Seatbelt Usage in Nebraska
Nebraska enacted the state’s first seatbelt law on January 1st, 1993. It is not a primary enforcement state. What this means for the average driver is that a police officer can only give someone a ticket for not wearing a seatbelt if they stop them for another reason. They cannot stop someone solely for not wearing a seatbelt.
The Nebraska seatbelt law is applicable to all people 18 years and older who are seated in the front seat. Anyone who disobeys the law may be subject to a fine of $25 for a first offense. The state also has a child safety law requiring anyone five years old and younger to be kept in a restraint seat.
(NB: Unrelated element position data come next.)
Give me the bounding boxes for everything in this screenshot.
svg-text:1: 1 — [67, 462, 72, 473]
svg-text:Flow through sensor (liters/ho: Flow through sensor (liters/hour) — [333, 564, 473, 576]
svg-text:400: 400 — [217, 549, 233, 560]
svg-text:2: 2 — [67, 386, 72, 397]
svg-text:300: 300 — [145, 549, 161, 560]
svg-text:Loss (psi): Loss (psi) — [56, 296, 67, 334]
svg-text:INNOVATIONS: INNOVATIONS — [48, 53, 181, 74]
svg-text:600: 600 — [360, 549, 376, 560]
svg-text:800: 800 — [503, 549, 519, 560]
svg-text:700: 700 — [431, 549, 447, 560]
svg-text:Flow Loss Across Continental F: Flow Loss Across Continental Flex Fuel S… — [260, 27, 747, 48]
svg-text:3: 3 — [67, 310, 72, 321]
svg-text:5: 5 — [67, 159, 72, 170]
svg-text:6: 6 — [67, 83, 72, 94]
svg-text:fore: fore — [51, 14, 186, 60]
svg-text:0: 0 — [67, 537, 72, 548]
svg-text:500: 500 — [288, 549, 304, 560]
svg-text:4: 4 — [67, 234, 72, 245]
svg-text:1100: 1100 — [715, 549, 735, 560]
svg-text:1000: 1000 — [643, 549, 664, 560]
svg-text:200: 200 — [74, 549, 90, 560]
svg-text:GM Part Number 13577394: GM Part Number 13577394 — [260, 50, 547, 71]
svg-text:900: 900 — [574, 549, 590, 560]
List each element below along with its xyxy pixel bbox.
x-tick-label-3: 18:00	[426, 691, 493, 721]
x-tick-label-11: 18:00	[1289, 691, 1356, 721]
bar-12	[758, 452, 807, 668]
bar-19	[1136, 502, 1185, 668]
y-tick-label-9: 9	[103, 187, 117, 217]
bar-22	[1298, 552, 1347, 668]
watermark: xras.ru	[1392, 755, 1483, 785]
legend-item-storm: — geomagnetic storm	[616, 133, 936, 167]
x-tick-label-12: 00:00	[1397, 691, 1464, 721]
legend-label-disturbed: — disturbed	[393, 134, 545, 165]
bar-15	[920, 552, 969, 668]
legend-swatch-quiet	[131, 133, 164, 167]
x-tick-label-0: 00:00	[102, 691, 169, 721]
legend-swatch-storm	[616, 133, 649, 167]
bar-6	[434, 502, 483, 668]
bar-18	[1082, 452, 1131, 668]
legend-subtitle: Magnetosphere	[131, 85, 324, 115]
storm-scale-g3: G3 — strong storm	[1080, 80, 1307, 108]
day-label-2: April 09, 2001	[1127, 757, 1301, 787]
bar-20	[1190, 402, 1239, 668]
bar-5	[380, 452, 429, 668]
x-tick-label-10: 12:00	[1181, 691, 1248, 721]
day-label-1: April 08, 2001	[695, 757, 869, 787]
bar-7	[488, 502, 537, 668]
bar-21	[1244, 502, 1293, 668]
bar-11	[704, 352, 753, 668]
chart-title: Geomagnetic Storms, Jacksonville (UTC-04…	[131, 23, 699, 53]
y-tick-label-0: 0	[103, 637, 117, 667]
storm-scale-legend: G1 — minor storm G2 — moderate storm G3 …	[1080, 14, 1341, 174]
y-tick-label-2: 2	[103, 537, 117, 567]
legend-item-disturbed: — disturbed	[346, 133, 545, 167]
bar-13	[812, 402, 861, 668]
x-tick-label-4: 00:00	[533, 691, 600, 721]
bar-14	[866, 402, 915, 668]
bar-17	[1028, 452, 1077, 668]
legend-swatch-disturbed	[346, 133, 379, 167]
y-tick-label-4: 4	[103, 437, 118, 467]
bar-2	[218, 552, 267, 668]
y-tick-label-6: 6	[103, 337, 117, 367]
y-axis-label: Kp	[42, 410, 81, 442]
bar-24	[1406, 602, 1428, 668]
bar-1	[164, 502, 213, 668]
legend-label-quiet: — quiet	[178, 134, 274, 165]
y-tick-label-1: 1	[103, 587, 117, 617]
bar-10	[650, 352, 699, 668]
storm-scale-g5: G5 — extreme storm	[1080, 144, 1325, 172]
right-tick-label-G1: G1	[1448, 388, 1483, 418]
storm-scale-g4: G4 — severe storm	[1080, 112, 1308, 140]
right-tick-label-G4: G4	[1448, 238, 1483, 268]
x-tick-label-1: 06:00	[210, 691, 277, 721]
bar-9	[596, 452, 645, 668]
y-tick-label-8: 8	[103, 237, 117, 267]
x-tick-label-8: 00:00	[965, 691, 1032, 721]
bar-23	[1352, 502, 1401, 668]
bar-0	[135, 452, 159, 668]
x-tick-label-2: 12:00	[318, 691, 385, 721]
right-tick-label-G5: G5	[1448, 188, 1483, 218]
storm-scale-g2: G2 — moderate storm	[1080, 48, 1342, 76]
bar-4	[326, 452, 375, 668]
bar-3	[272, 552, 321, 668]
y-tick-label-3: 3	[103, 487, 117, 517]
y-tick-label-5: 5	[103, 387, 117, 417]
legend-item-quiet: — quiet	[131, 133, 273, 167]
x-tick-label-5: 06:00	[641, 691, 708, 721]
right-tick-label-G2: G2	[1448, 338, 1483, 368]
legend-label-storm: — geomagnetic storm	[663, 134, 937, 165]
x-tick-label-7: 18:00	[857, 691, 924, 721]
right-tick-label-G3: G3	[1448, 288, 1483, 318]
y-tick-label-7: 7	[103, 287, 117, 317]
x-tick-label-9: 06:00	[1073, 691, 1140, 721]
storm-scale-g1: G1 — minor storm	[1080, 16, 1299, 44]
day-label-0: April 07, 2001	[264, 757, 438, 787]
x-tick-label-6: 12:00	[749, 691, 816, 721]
Once they reach age six, they may use the regular seatbelt. There is no requirement for the rear seat.
In 2012, Nebraska had a seatbelt usage rate of 79 percent, which compares to the national average of 86 percent. The state has fluctuated some in its rate but has not shown any sustained significant improvement. In 2007, the rate was 78.7 percent, and in 2014, it was at 79.0 percent, showing almost no growth. However, in the years between the rates fared somewhat better. The high point came in 2009 with a rate of 84.8 percent.
Nebraska has a traffic fatality rate of 13.0, slightly above the national rate of 10.9. This information comes from the Insurance Institute of Highway Safety (IIHS). If the seatbelt usage rate was higher, It could be expected that the death rate would be lower. Studies have shown the correlation between the two. When a person does not wear a seatbelt, they are more likely to be ejected from their seat, resulting in more serious injuries and even death. Many of these injuries could be prevented by a person taking the time to buckle up.